Huo hat geschrieben: ↑ zum Beitrag ↑
22.02.2024 19:56:54
Meillo hat geschrieben: ↑ zum Beitrag ↑
22.02.2024 07:41:27
(Ich persoenlich denke, dass ein unscharfes System niemals Exaktheit liefern kann. Man kann halt nicht beides haben: die gewollte Unscharfheit und zugleich auch Exaktheit, sondern man muss verstehen, dass manche System unscharf sind und andere exakt, jeweils mit allen Vor- und Nachteilen. Die Staerke von KI-Systemen ist ja gerade ihr unscharfes Wesen ... nur wird in all der euphorischen Marketingpropaganda halt nie erwaehnt, dass das unscharfe Wesen Exaktheit ausschliesst.)
Hm, in gewisser Weise, denke ich, wird KI künftig gerade da punkten, wo sie (auf der Basis großer, komplexer Datenmengen und durchaus mit Hilfe stochastischer Mustererkennung) dem Menschen in Sachen Genauigkeit den Rang abläuft. Ein Beispiel: Künstliche Intelligenz wird Krankheiten vermutlich zuverlässiger und genauer diagnostizieren können, als das bisher durch die menschliche Auswertung von Anamnesedaten möglich war. Ungenaue, unzuverlässige KIs mögen, gerade weil sie für Überraschungen gut sind, als Spielpartner reizvoll sein, für die meisten "ernsthaften" Anwendungen kommen sie wohl eher nicht in Frage.
Das finde ich interessant. Ich glaube, wir reden hier an einander vorbei. ;-)

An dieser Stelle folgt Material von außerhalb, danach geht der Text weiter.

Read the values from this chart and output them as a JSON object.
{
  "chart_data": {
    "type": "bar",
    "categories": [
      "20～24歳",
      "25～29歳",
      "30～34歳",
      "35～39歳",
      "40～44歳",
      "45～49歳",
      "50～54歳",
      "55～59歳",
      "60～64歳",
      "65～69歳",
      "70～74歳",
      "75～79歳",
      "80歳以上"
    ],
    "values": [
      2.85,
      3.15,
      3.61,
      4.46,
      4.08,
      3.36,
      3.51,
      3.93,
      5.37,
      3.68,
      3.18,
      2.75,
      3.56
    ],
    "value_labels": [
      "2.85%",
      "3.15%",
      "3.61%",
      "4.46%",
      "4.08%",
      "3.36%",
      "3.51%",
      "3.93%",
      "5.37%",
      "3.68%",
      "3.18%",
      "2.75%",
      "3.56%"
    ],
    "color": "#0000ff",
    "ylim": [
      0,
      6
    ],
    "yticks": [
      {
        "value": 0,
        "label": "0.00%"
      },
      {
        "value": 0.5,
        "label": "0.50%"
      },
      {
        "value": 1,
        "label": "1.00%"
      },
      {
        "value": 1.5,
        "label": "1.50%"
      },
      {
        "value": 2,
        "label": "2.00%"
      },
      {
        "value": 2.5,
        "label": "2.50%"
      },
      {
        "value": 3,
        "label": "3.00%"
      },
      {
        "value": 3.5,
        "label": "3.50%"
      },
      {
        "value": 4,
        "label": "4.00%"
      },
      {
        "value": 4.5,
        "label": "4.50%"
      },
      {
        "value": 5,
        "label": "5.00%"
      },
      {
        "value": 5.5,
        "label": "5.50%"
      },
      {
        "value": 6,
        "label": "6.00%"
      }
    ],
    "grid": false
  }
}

Das was du hier als Genauigkeitsbeispiel anfuehrst, ist nicht das was ich mit Exaktheit meine. Krankheiten zu diagnosizieren ist eine unscharfe Aufgabe, d.h. man kann das nicht berechnen und beweisen, sondern man muss anhand von Mustern und Vergleichsdaten eine Wahrscheinlichkeit ermitteln. Das ist fuer mich ein unscharfes Thema und da bin ich ganz deiner Meinung, dass darin KIs besonders gut sein werden.

Exaktheit dagegen sind Mathematik, Logik, Konsequenz, Regelwerke. Darin sind die derzeitigen KIs IMO schlecht, weil sie eben unscharfe und keine exakten Systeme sind (wie es beispielsweise eine Algebra-Software waere). Meiner Meinung nach sind Menschen darin ebenfalls schlecht, weil wir IMO auch unscharfe Systeme sind ... bloss merken wir das nicht, weil wir uns halt nicht von aussen betrachten. Aber wir sind vergesslich, wir sind korrumpierbar, wir lassen Einfluesse zu die nichts mit unserer Aufgabe zu tun haben, wir entscheiden aus dem Bauch heraus (oft sogar wider rationalen Wissens), ...

Ungenau und unscharf sind fuer mich zwei unterschiedliche Dinge. Unscharf bedeutet hier fuer mich, vereinfacht gesagt, auf Wahrscheinlichkeiten basierend. Ungenau bedeutet, das angestrebte Ziel verfehlend.

Ungenaue KIs kommen gleichermassen wie ungenaue Menschen, fuer viele ``ernsthafte'' Anwendungen nicht in Frage -- das sehe ich also wie du.
Zuletzt geändert von Meillo am 23.02.2024 08:53:23, insgesamt 1-mal geändert.